Ini adalah salah satu cara sederhana bagaimana cara Anda bergaul dengan pengusaha asal Jepang. Selain dengan cara ‘membungkuk’, dalam perkenalan diutamakan jangan menyapa relasi pengusaha Jepang Anda dengan nama depannya. Orang Jepang lebih suka menggunakan nama belakangnya. Bisa juga Anda gunakan sebutan Mr, Mrs, atau menambah ‘san‘ pada nama keluarga.
Baca juga: Anda Ingin jadi Pengusaha?
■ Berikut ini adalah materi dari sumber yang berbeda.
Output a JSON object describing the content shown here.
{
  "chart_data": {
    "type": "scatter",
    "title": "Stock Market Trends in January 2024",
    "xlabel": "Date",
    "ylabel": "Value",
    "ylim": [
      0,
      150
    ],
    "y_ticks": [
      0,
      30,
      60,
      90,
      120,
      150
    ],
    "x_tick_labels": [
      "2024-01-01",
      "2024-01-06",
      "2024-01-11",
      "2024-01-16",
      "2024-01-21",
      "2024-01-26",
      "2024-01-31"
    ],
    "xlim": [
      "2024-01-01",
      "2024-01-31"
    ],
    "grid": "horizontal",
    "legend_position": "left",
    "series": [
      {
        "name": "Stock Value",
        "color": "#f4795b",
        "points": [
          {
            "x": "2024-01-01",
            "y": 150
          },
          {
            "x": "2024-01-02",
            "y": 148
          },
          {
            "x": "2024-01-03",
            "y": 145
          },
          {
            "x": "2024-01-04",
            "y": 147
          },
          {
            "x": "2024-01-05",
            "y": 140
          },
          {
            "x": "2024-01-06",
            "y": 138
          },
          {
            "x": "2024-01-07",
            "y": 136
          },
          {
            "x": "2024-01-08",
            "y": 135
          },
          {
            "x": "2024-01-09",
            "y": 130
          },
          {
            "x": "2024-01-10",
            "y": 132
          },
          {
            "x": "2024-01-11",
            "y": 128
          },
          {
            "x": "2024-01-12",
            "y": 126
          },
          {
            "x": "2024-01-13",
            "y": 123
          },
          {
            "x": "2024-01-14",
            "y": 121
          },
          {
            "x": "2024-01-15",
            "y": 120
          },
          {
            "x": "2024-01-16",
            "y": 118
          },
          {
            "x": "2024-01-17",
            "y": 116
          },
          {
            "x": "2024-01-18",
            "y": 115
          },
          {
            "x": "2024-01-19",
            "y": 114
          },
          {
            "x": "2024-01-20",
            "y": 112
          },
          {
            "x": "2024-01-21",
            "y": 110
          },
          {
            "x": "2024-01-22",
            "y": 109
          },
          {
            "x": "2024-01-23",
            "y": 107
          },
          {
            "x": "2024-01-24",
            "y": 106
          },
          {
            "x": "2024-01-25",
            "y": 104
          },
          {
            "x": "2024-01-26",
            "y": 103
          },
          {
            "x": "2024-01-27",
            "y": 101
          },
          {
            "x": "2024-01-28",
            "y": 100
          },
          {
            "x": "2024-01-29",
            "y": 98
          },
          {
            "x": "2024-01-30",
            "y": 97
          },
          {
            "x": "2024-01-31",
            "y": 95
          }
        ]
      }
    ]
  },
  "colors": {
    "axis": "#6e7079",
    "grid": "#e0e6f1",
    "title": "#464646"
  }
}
Simak 3 Hal Ini
Masih ada hal penting lain saat Anda menjalani relasi hubungan bisnis dengan pengusaha asal Jepang. Berikut ini ulasannya, Selasa (21/6/2016).
1. Pertukaran Kartu Nama
Saling tukar kartu nama (business card) atau ‘meishi‘ merupakan kebiasaan yang penting di Jepang. Pembicaraan bisnis selalu diawali dengan pertukaran kartu nama. Bisnis belum dapat dimulai sampai ada pertukaran kartu nama. Gunakan dua tangan pada waktu menyerahkan kartu, demikian pula sebaliknya ketika menerima.
Pertukaran kartu nama dilakukan setelah ritual salam membungkuk. Pada waktu menerima kartu nama dari calon relasi bisnis, tunjukan bahwa Anda telah mengamatinya dengan cermat dan saksama sebelum menaruhnya di atas meja atau memasukkannya dalam card case. Jangan memasukkan kartu ke dalam dompet, kantong celana, atau menulis pada kartu yang Anda terima. Tindakan ini dipandang sebagai tindakan tidak respek dan sopan. Kartu hendaknya dicetak dalam dua bahasa, di satu sisi bahasa nasional Anda dan pada sisi sebaliknya dengan bahasa Jepang. Hal ini untuk menunjukkan kemauan kuat Anda untuk berkomunikasi dengan relasi Jepang Anda.
2. Pertukaran Cenderamata atau Oleh-oleh
Membawa dan memberikan oleh-oleh merupakan bagian warisan budaya bisnis Jepang tempo dulu yang sangat penting. Pada era bisnis Jepang kontemporer, meskipun membawa oleh-oleh tidak lagi menjadi keharusan, hal itu tetap dihargai sebagai bagian dalam etika bisnis Jepang. Namun, harus diingat, jangan membawa cenderamata
terlalu besar, sebab dapat dianggap sebagai sogokan.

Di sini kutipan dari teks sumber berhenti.